Version foo runs 5x slower depending on which scope the complex double variables are declared in.
import std.stdio, std.string;
void main(char[][] args)
{
char bit_num = 0, byte_acc = 0;
const int iter = 50;
const double lim = 2.0 * 2.0;
version(foo)
{
cdouble Z, C;
}
int n = atoi(args[1]);
writefln("P4\n%d %d",n,n);
for(int y=0; y<n; y++)
for(int x=0; x<n; x++)
{
version(foo)
{}
else
{
cdouble Z,C;
}
Z = 0 + 0i;
C = 2*cast(double)x/n - 1.5 + 2i*cast(double)y/n - 1i;
for(int i = 0; i < iter && norm(Z) <= lim; i++)
Z = Z*Z + C;
byte_acc = (byte_acc << 1) | ((norm(Z) > lim) ? 0x00:0x01);
bit_num++;
if(bit_num == 8)
{
putc(byte_acc,stdout);
bit_num = byte_acc = 0;
}
else if(x == n-1)
{
byte_acc <<= (8-n%8);
putc(byte_acc,stdout);
bit_num = byte_acc = 0;
}
}
}
double norm(cdouble C)
{
return C.re*C.re + C.im*C.im;
}
Comment #1 by jpelcis — 2006-07-16T21:11:58Z
I used the following code to time it:
long getCount () {
asm {
naked;
rdtsc;
ret;
}
}
and had the first and last lines of main check the time. I got a performance difference, but it was under 10%. What parameter were you passing and how were you testing the time?
Comment #2 by godaves — 2006-07-16T22:53:23Z
I timed it (the exact code posted) on Linux/P4 and Win32/AMD64 using an external timer in both cases, and in both cases the difference was as large over several runs, about 5x. I was using 1000 as n.
When I added your timer function the difference virtually disappeared (with it running at the better time once your internal timer was added).
Sure looks like an alignment issue, which can be transitive and sensitive to seemingly unrelated changes in the code elsewhere (which makes it all the more frustrating). I've run into this with math.pow() too.
Comment #3 by witold.baryluk+d — 2007-06-21T11:31:08Z
Timings (n=1000, Athlon 1GHz) of code from comment #0 (zero changes)
dmd-1.015: 1.95 sec
dmd-1.015 -version=foo: 2.03 sec
dmd-1.015 -O -inline: 1.03 sec
dmd-1.015 -O -inline -version=foo: 1.60 sec
using bash builtin function time. optimised version without foo is better becouse local variables can be properly alligned on the stack and access to them can be optimised.

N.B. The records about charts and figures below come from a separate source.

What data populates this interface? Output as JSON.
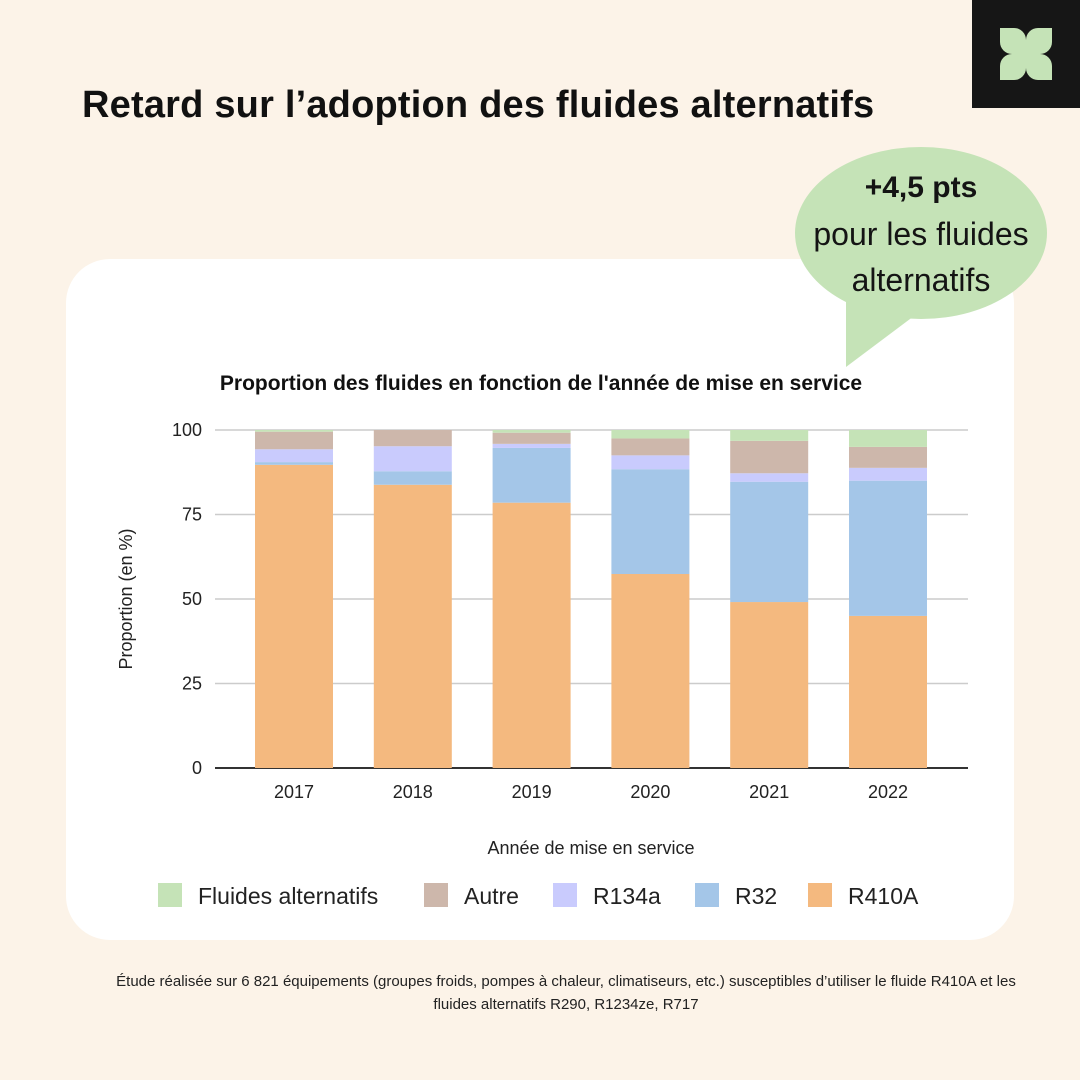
{
  "headline": "Retard sur l’adoption des fluides alternatifs",
  "logo": {
    "icon": "clover-logo-icon",
    "color": "#c5e3b7"
  },
  "bubble": {
    "big": "+4,5 pts",
    "line1": "pour les fluides",
    "line2": "alternatifs",
    "color": "#c5e3b7"
  },
  "footnote": "Étude réalisée sur 6 821 équipements (groupes froids, pompes à chaleur, climatiseurs, etc.) susceptibles d’utiliser le fluide R410A et les fluides alternatifs R290, R1234ze, R717",
  "chart_data": {
    "type": "bar",
    "stacked": true,
    "title": "Proportion des fluides en fonction de l'année de mise en service",
    "xlabel": "Année de mise en service",
    "ylabel": "Proportion (en %)",
    "ylim": [
      0,
      100
    ],
    "yticks": [
      0,
      25,
      50,
      75,
      100
    ],
    "grid": true,
    "legend_position": "bottom",
    "categories": [
      "2017",
      "2018",
      "2019",
      "2020",
      "2021",
      "2022"
    ],
    "series": [
      {
        "name": "R410A",
        "color": "#f4b97f",
        "values": [
          89.7,
          83.8,
          78.5,
          57.4,
          49.1,
          45.0
        ]
      },
      {
        "name": "R32",
        "color": "#a4c6e8",
        "values": [
          0.8,
          4.0,
          16.2,
          31.0,
          35.6,
          40.0
        ]
      },
      {
        "name": "R134a",
        "color": "#c9cbfd",
        "values": [
          3.8,
          7.4,
          1.2,
          4.1,
          2.5,
          3.8
        ]
      },
      {
        "name": "Autre",
        "color": "#cdb7ab",
        "values": [
          5.2,
          4.8,
          3.3,
          5.0,
          9.6,
          6.2
        ]
      },
      {
        "name": "Fluides alternatifs",
        "color": "#c5e3b7",
        "values": [
          0.5,
          0.0,
          0.8,
          2.5,
          3.2,
          5.0
        ]
      }
    ],
    "legend_order": [
      "Fluides alternatifs",
      "Autre",
      "R134a",
      "R32",
      "R410A"
    ]
  }
}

Comment #4 by andrei — 2018-01-16T19:39:13Z
Adapted the code to the current D compiler, here's the code:
=================================================
import std.stdio, std.string;
void main(char[][] args)
{
char bit_num = 0, byte_acc = 0;
const int iter = 50;
const double lim = 2.0 * 2.0;
version(foo)
{
cdouble Z, C;
}
import core.stdc.stdlib;
int n = atoi(args[1].toStringz);
writefln("P4\n%d %d",n,n);
for(int y=0; y<n; y++)
for(int x=0; x<n; x++)
{
version(foo)
{}
else
{
cdouble Z,C;
}
Z = 0 + 0i;
C = 2*cast(double)x/n - 1.5 + 2i*cast(double)y/n - 1i;
for(int i = 0; i < iter && norm(Z) <= lim; i++)
Z = Z*Z + C;
byte_acc = cast(char) ((byte_acc << 1) | ((norm(Z) > lim) ? 0x00:0x01));
bit_num++;
if(bit_num == 8)
{
//putc(byte_acc,core.stdc.stdio.stdout);
bit_num = byte_acc = 0;
}
else if(x == n-1)
{
byte_acc <<= (8-n%8);
//putc(byte_acc,core.stdc.stdio.stdout);
bit_num = byte_acc = 0;
}
}
}
double norm(cdouble C)
{
return C.re*C.re + C.im*C.im;
}
=================================================
Then built two versions like this (file is test.d):
=================================================
$ dmd -O -inline -release -version=foo -oftestfoo test
$ dmd -O -inline -release test
=================================================
Then I measured like this:
=================================================
$ time ./testfoo 10000
P4
10000 10000
./testfoo 10000 17.70s user 0.00s system 99% cpu 17.704 total
$ time ./test 10000
P4
10000 10000
./test 10000 17.71s user 0.00s system 99% cpu 17.714 total
=================================================
I'll close this as "works for me", please reopen if I missed something. Thanks!